The servo control mode can further be divided into a continuous servo control system and a sample servo control system. The former is a system for performing the servo control by detecting the tracking error signal and the focus error signal at all times during the recording and reproducing operation, and the latter is a system for performing the tracking servo control and focus servo control by detecting the tracking error signal and the focus error signal in a time shared control with the use of servo bytes provided on the fronts of the respective sectors as shown in FIGS. 2A-2C.
Next, the control with the sample servo control system by using the above-mentioned digital servo control apparatus will be explained.
FIG. 2A shows an arrangement of wobble pits and clock pits in the servo byte area used in the sample servo control system. The wobble pits serve to detect the tracking error, and the clock pits serve to generate a clock signal for reproducing the data.
In the servo byte area, when the light beam spot is in an on-track condition, outputs as shown in FIG. 2B can be obtained, as the light beam spot is moved. The tracking error signal is obtained as "0" by A/D converting the outputs and then by calculating them on the basis of the subtraction T.sub.A -T.sub.B by means of the digital signal processing circuit. If the light beam spot is slightly shifted toward the wobble pit A, as shown in FIG. 2C, the tracking error signal S is obtained by calculating the subtraction T.sub.A -T.sub.B. If the light beam spot passes across the track, the value S of T.sub.A -T.sub.B will be changed as shown in FIG. 3. The focus error signal is detected at a mirror plane (not shown) provided behind the wobble pits. Thereafter, as in the conventional method, the control amount for the tracking and focus actuators is sought by performing the calculation on the basis of the predetermined exchange equations in the digital signal processing circuit, and the actuators are activated on the basis of the control amount. In this way, the control amount for the tracking and focus actuators obtained for each servo byte area is held for a given time until a new control amount is sought in the next servo byte area. And, the control in a certain servo byte area is performed on the basis of the control amount held for that byte area.

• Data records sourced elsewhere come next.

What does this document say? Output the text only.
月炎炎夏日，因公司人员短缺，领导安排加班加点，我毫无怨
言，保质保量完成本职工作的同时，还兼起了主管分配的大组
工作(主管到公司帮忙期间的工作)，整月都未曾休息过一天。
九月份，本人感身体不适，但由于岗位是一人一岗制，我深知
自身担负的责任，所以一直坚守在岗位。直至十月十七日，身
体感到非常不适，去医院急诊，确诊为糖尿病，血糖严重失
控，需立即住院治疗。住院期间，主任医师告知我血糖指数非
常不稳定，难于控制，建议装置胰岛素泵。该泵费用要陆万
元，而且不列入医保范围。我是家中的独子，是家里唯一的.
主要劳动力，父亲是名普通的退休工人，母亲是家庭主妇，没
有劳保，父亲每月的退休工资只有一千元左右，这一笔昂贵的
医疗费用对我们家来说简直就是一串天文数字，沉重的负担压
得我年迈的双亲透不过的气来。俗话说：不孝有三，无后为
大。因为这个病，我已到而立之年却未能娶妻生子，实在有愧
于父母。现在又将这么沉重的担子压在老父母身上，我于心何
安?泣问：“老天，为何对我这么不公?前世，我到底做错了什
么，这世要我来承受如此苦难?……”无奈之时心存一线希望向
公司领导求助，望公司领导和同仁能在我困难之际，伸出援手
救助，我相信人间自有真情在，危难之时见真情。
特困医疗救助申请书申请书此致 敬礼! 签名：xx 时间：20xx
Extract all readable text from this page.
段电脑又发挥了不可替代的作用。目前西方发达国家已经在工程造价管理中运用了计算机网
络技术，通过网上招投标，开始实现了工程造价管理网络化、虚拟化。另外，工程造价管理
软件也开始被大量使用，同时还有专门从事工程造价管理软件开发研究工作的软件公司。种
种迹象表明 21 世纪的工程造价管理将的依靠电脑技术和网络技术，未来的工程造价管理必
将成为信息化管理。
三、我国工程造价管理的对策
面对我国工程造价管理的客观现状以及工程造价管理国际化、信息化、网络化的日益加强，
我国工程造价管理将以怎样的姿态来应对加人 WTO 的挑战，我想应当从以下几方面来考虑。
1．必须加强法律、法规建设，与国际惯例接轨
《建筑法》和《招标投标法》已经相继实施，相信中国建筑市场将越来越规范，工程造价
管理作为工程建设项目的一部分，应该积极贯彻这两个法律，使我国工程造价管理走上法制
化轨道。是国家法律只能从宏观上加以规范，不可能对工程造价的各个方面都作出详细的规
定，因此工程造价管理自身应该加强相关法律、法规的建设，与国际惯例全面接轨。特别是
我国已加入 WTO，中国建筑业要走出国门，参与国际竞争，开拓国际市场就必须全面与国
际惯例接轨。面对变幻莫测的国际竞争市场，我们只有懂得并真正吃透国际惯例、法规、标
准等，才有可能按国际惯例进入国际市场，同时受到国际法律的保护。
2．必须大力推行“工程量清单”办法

However, in the control system as the above-mentioned sample servo control system, wherein the control is performed by detecting the tracking error signal and the focus error signal in a time shared mode, the following problem arose.
If during the error detecting operation the tracking error signal or the focus error signal is not obtained due to a defect in and/or damage to the disc or due to the presence of dust, the desired control for the light beam spot cannot be effected until the next error signals are obtained.
In order to solve such a problem, conventionally, if the error signal could not be obtained, the servo control was performed by using the error signal obtained just before the occurrence of the impossibility of detection.
However, with this conventional method, accurate control is not always obtained; particularly, if the error signal cannot be obtained continuously for a long time, the conventional method worsens the control accuracy and cannot provide an adequate countermeasure.